No idea whose blog this is (it does not say, how hyperreal is that?) but there is an useful analysis of 15 Million Merits as a perfect postmodern critique of either our world or the society we might become if we allow communication technology to take over our lives much more than it has so far. Probably written by a Film Studies teacher/lecturer, this blog is worth exploring as it considers some of the theories we have discussed including the Male Gaze and Marxism.
Beware, however, I would disagree with the writer that 15 Million Merits is itself a postmodern text. Granted, it uses Pastiche, particularly of shows like The X Factor, which Michael Real identifies as one of the qualities of a postmodern text. However, it does not conform to any other of the characteristics - check it against the five features that Strinati posits as characteristics of postmodern texts and not one really works.

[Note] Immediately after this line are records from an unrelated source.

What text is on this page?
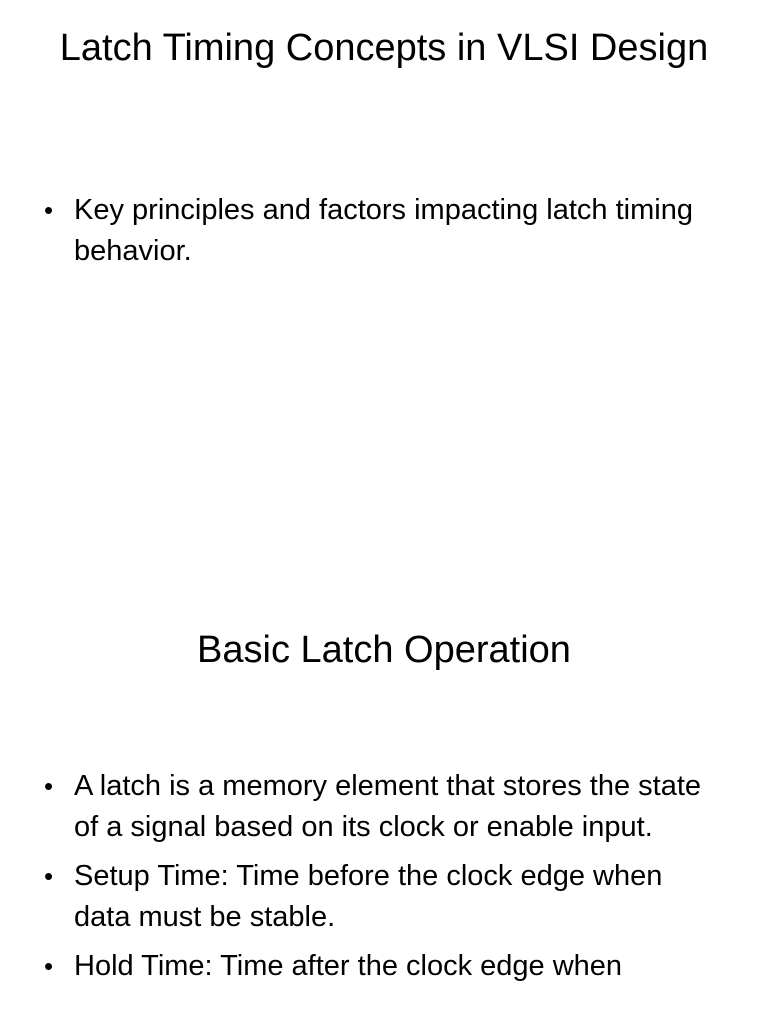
Latch Timing Concepts in VLSI Design
• Key principles and factors impacting latch timing behavior.
Basic Latch Operation
• A latch is a memory element that stores the state of a signal based on its clock or enable input.
• Setup Time: Time before the clock edge when data must be stable.
• Hold Time: Time after the clock edge when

What it does is present a dystopic vision of the world in which Baudrillard's criticism of hyperreality has become fully worked out. Narratively, the programme follows traditional, structuralist patterns containing a hero/protagonist, villains and a pop princess as well as a linear narrative sturcture, for example. Whilst Bing Madsen's speech is hailed by Judge Hope, what he is praising is, of course 'style over substance' (Strinati) or the 'medium rather than the message' (McLuhan) but that is the target of the satire. The incessant devaluation of everything to the level of soft porn is also a clear critique of shallow, postmodern media output (see the controversy over performances by Christina Aguilera and Rihanna on The X Factor here).
15 Million Merits does not promote postmodernism as a positive textual value but attacks it for its potential to devalue our sense of the real.